2. Girls: You absolutely MUST go to Victoria's Secret and a pair of booty shorts that say "PINK" on the derriere. Cellulite or no cellulite, you have to fit in! And while you're at it, pick up the latest, pinkest pair of Nikes that you can. Fashionable, expensive gym attire says "I'm serious here!" and is SURE to help you lose weight even faster!!
3. Take all the time you need on the machines! Really, be our guest! Get those thumbs moving and text ALL your friends in between sets on the leg press! Reading helps a lot too, so bring along your copy of the latest Stephanie Meyer book! Read a page or two in between sets on the shoulder press....you're not inconveniencing anybody!

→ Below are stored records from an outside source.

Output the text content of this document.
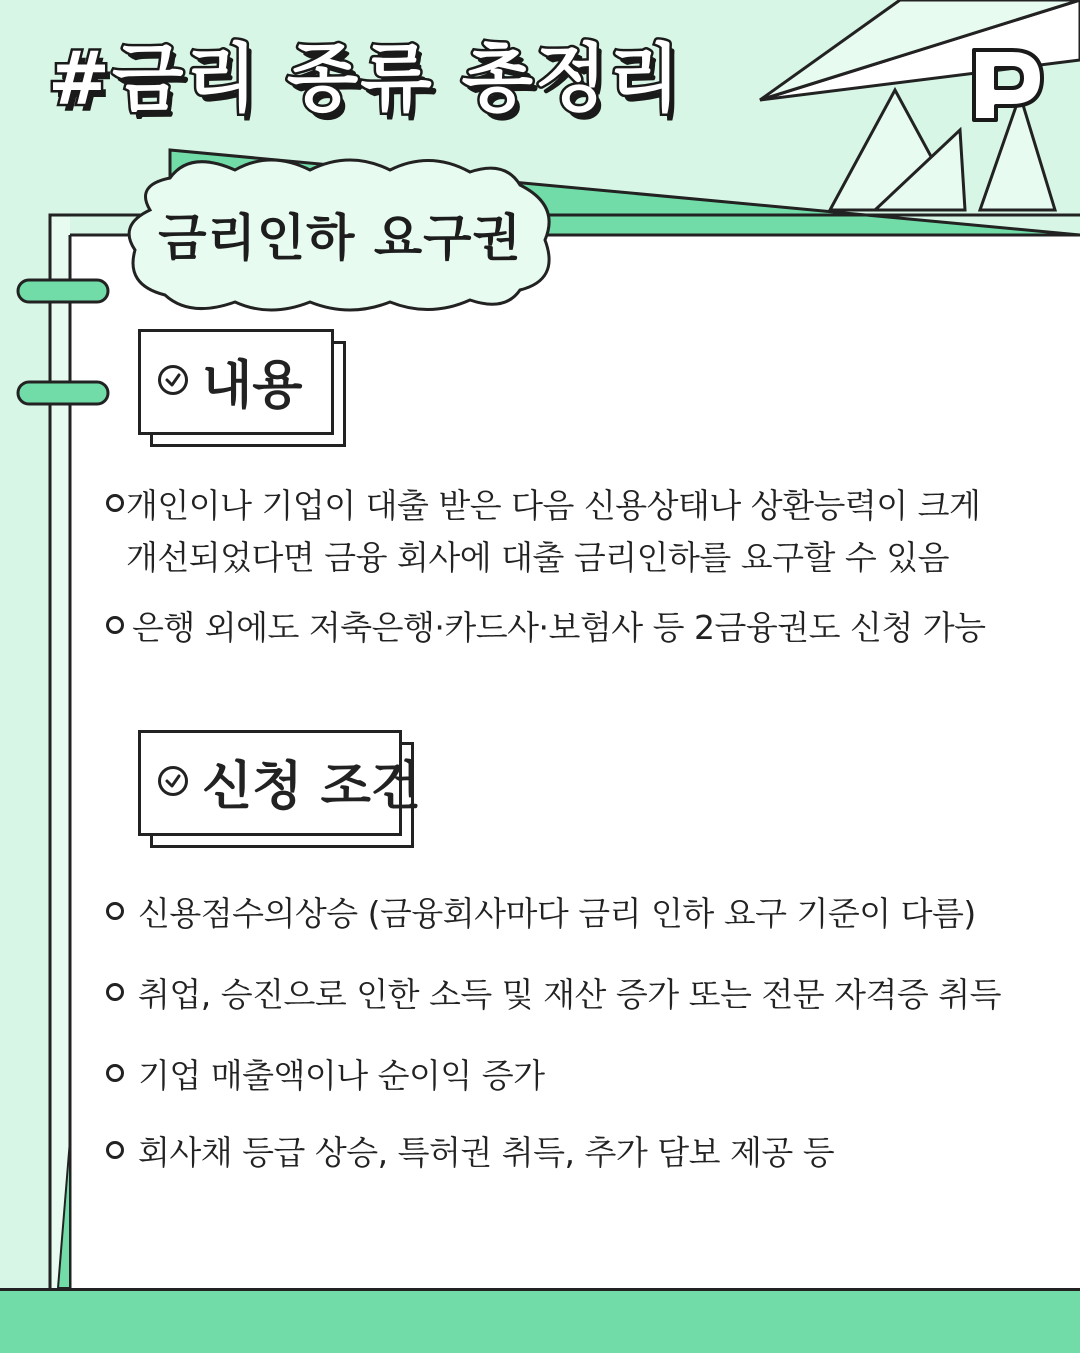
#금리 종류 총정리
금리인하 요구권
내용
개인이나 기업이 대출 받은 다음 신용상태나 상환능력이 크게
개선되었다면 금융 회사에 대출 금리인하를 요구할 수 있음
은행 외에도 저축은행·카드사·보험사 등 2금융권도 신청 가능
신청 조건
신용점수의상승 (금융회사마다 금리 인하 요구 기준이 다름)
취업, 승진으로 인한 소득 및 재산 증가 또는 전문 자격증 취득
기업 매출액이나 순이익 증가
회사채 등급 상승, 특허권 취득, 추가 담보 제공 등
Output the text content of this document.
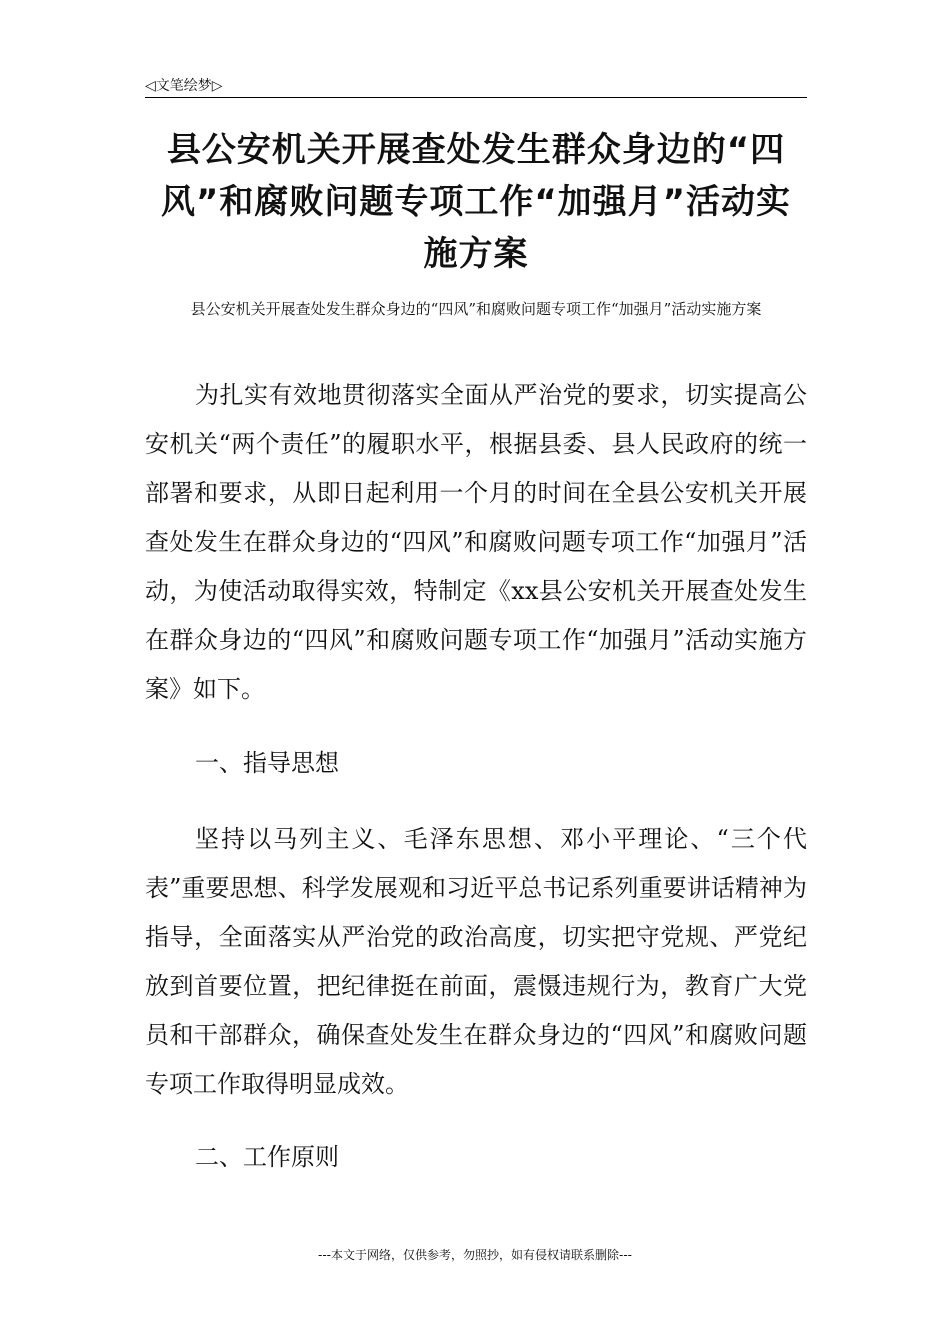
◁文笔绘梦▷
县公安机关开展查处发生群众身边的“四风”和腐败问题专项工作“加强月”活动实施方案
县公安机关开展查处发生群众身边的“四风”和腐败问题专项工作“加强月”活动实施方案

为扎实有效地贯彻落实全面从严治党的要求，切实提高公安机关“两个责任”的履职水平，根据县委、县人民政府的统一部署和要求，从即日起利用一个月的时间在全县公安机关开展查处发生在群众身边的“四风”和腐败问题专项工作“加强月”活动，为使活动取得实效，特制定《xx县公安机关开展查处发生在群众身边的“四风”和腐败问题专项工作“加强月”活动实施方案》如下。

一、指导思想

坚持以马列主义、毛泽东思想、邓小平理论、“三个代表”重要思想、科学发展观和习近平总书记系列重要讲话精神为指导，全面落实从严治党的政治高度，切实把守党规、严党纪放到首要位置，把纪律挺在前面，震慑违规行为，教育广大党员和干部群众，确保查处发生在群众身边的“四风”和腐败问题专项工作取得明显成效。

二、工作原则

---本文于网络，仅供参考，勿照抄，如有侵权请联系删除---
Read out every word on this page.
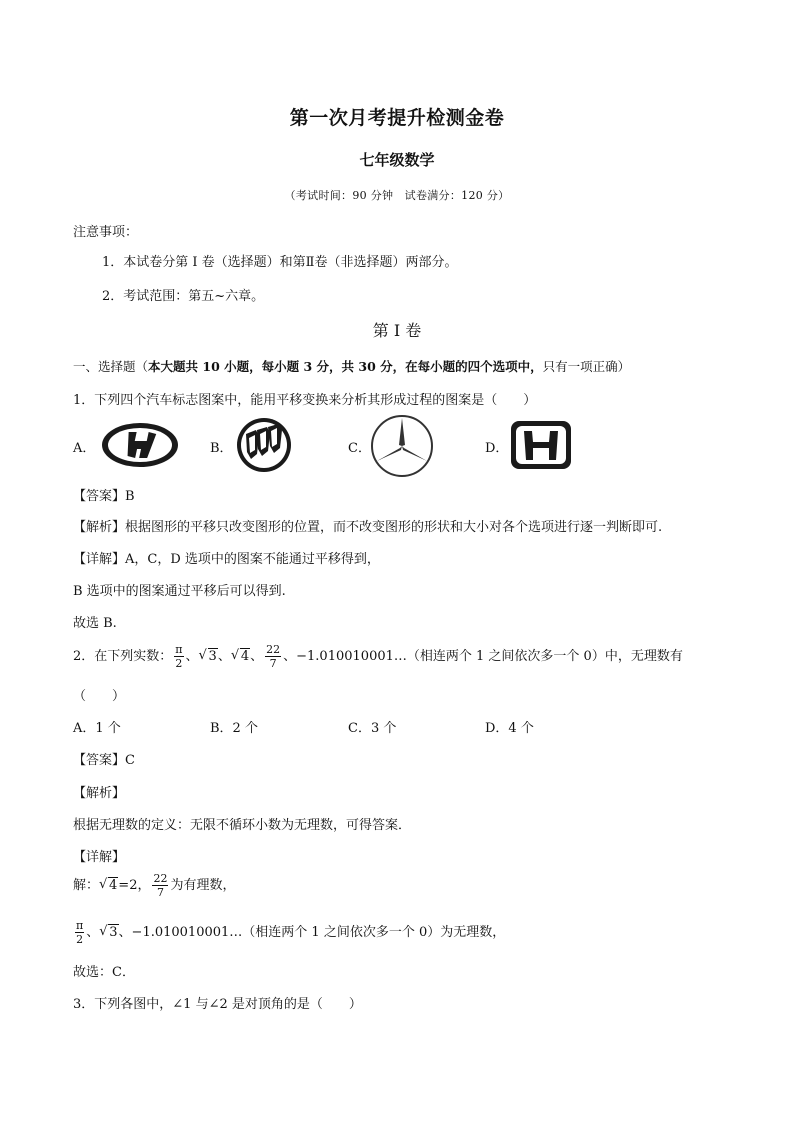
第一次月考提升检测金卷
七年级数学
（考试时间：90 分钟　试卷满分：120 分）
注意事项：
1．本试卷分第 I 卷（选择题）和第Ⅱ卷（非选择题）两部分。
2．考试范围：第五~六章。
第 I 卷
一、选择题（本大题共 10 小题，每小题 3 分，共 30 分，在每小题的四个选项中，只有一项正确）
1．下列四个汽车标志图案中，能用平移变换来分析其形成过程的图案是（　　）
A．	B．	C．	D．
【答案】B
【解析】根据图形的平移只改变图形的位置，而不改变图形的形状和大小对各个选项进行逐一判断即可.
【详解】A，C，D 选项中的图案不能通过平移得到，
B 选项中的图案通过平移后可以得到.
故选 B.
2．在下列实数： $\frac{\pi}{2}$ 、 √ 3、 √ 4、 $\frac{22}{7}$ 、−1.010010001…（相连两个 1 之间依次多一个 0）中，无理数有
（　　）
A．1 个	B．2 个	C．3 个	D．4 个
【答案】C
【解析】
根据无理数的定义：无限不循环小数为无理数，可得答案．
【详解】
解： √ 4=2， $\frac{22}{7}$ 为有理数，
$\frac{\pi}{2}$ 、 √ 3、−1.010010001…（相连两个 1 之间依次多一个 0）为无理数，
故选：C．
3．下列各图中，∠1 与∠2 是对顶角的是（　　）
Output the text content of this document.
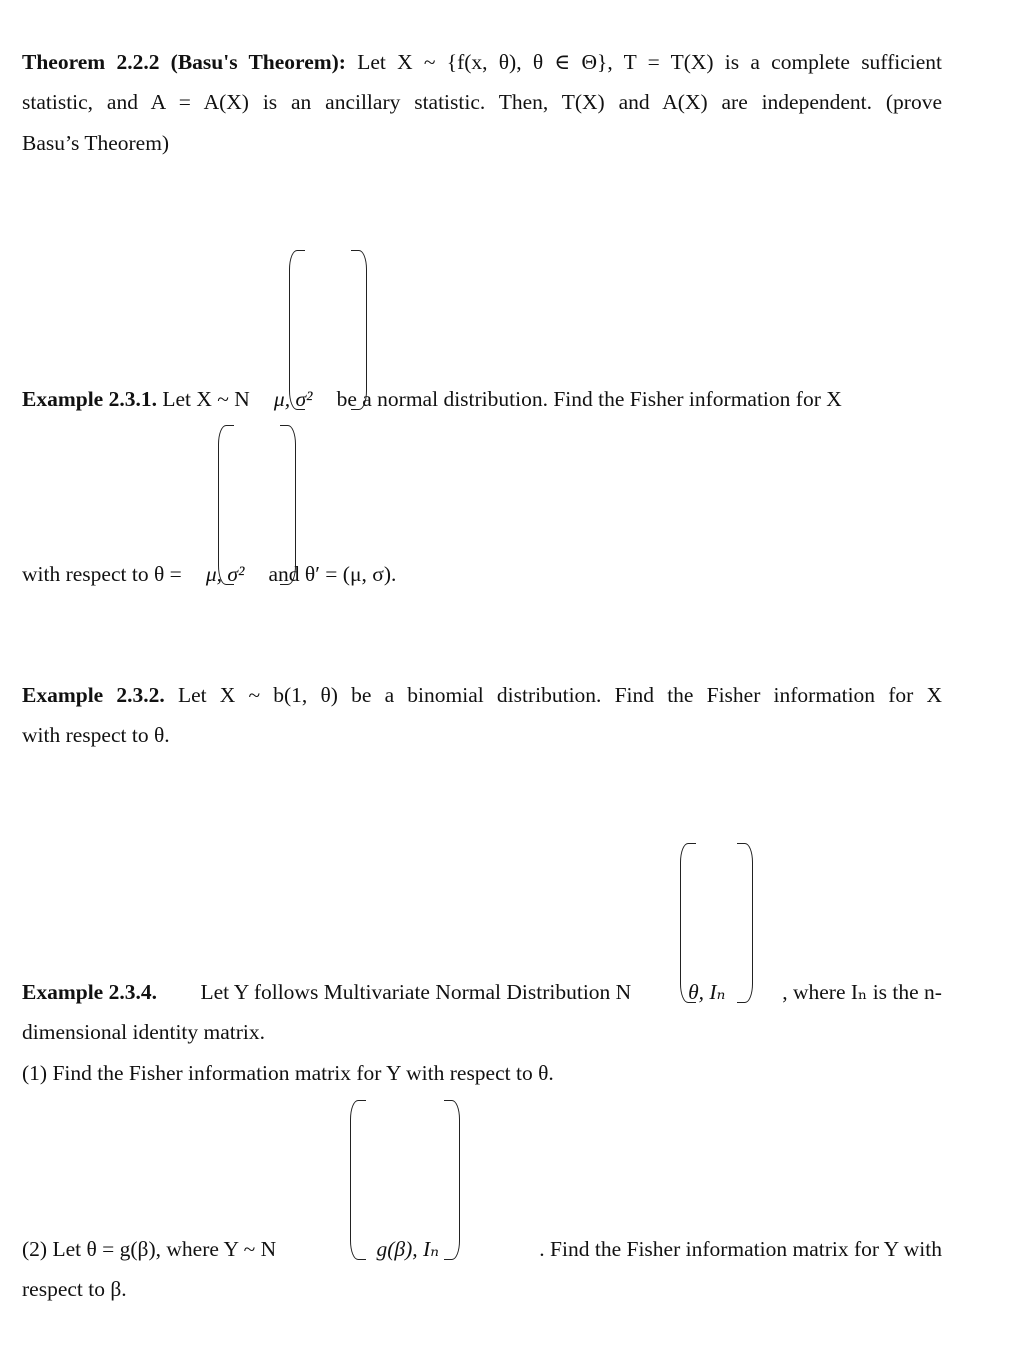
Theorem 2.2.2 (Basu's Theorem): Let X ~ {f(x, θ), θ ∈ Θ}, T = T(X) is a complete sufficient
statistic, and A = A(X) is an ancillary statistic. Then, T(X) and A(X) are independent. (prove
Basu’s Theorem)
Example 2.3.1. Let X ~ N μ, σ² be a normal distribution. Find the Fisher information for X
with respect to θ = μ, σ² and θ′ = (μ, σ).
Example 2.3.2. Let X ~ b(1, θ) be a binomial distribution. Find the Fisher information for X
with respect to θ.
Example 2.3.4. Let Y follows Multivariate Normal Distribution N	θ, Iₙ	, where Iₙ is the n-
dimensional identity matrix.
(1) Find the Fisher information matrix for Y with respect to θ.
(2) Let θ = g(β), where Y ~ N	g(β), Iₙ	. Find the Fisher information matrix for Y with
respect to β.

4. Guys: Be sure to look at your muscles after EVERY MOVEMENT. This is of utmost importance. Nothing helps build sexy, cut muscle like staring at it. Also, grunt as loud as you want at the bench press--let everybody around you know how terribly hard you're working! And don't forget to bring your buddies to the gym with you and hit on all those girls who have "PINK" on the butt of their shorts. Most importantly: look like a douchebag! Wear those tight wifebeaters and puff out your chest. Put on that shirt with the arm holes cut down to your waist . . . gotta flaunt those tris! Give others a daily dose of inspiration by sporting your high school basketball shirt . . ."We work together. We play together. We succeed together. McKinney Heights Varsity Basketball '02." Truer words ne'er were spoken, my friend!
5. Whatever you do, DON'T SWEAT. Walk out our door looking the same as when you walked in. Girls, don't muff up your ponytail or makeup! And heaven forbid you pit out your shirt. Who wants to see that cute new iPod Nano on a sweaty armband? Not us! The gym is SOCIAL TIME--not kick-your-own-butt time! Talk to your roommates, call your mom, text your significant other, but whatever you do . . . don't work out TOO hard.
Well, that's it for our tips! We're so excited to have you here at 24 even though we don't expect to see much of you when you realize you're still fat in mid-February! Maybe by then there will be a little more room in our gym to work out for those who are truly committed to fitness. Above all, remember: it's a great day to get in shape!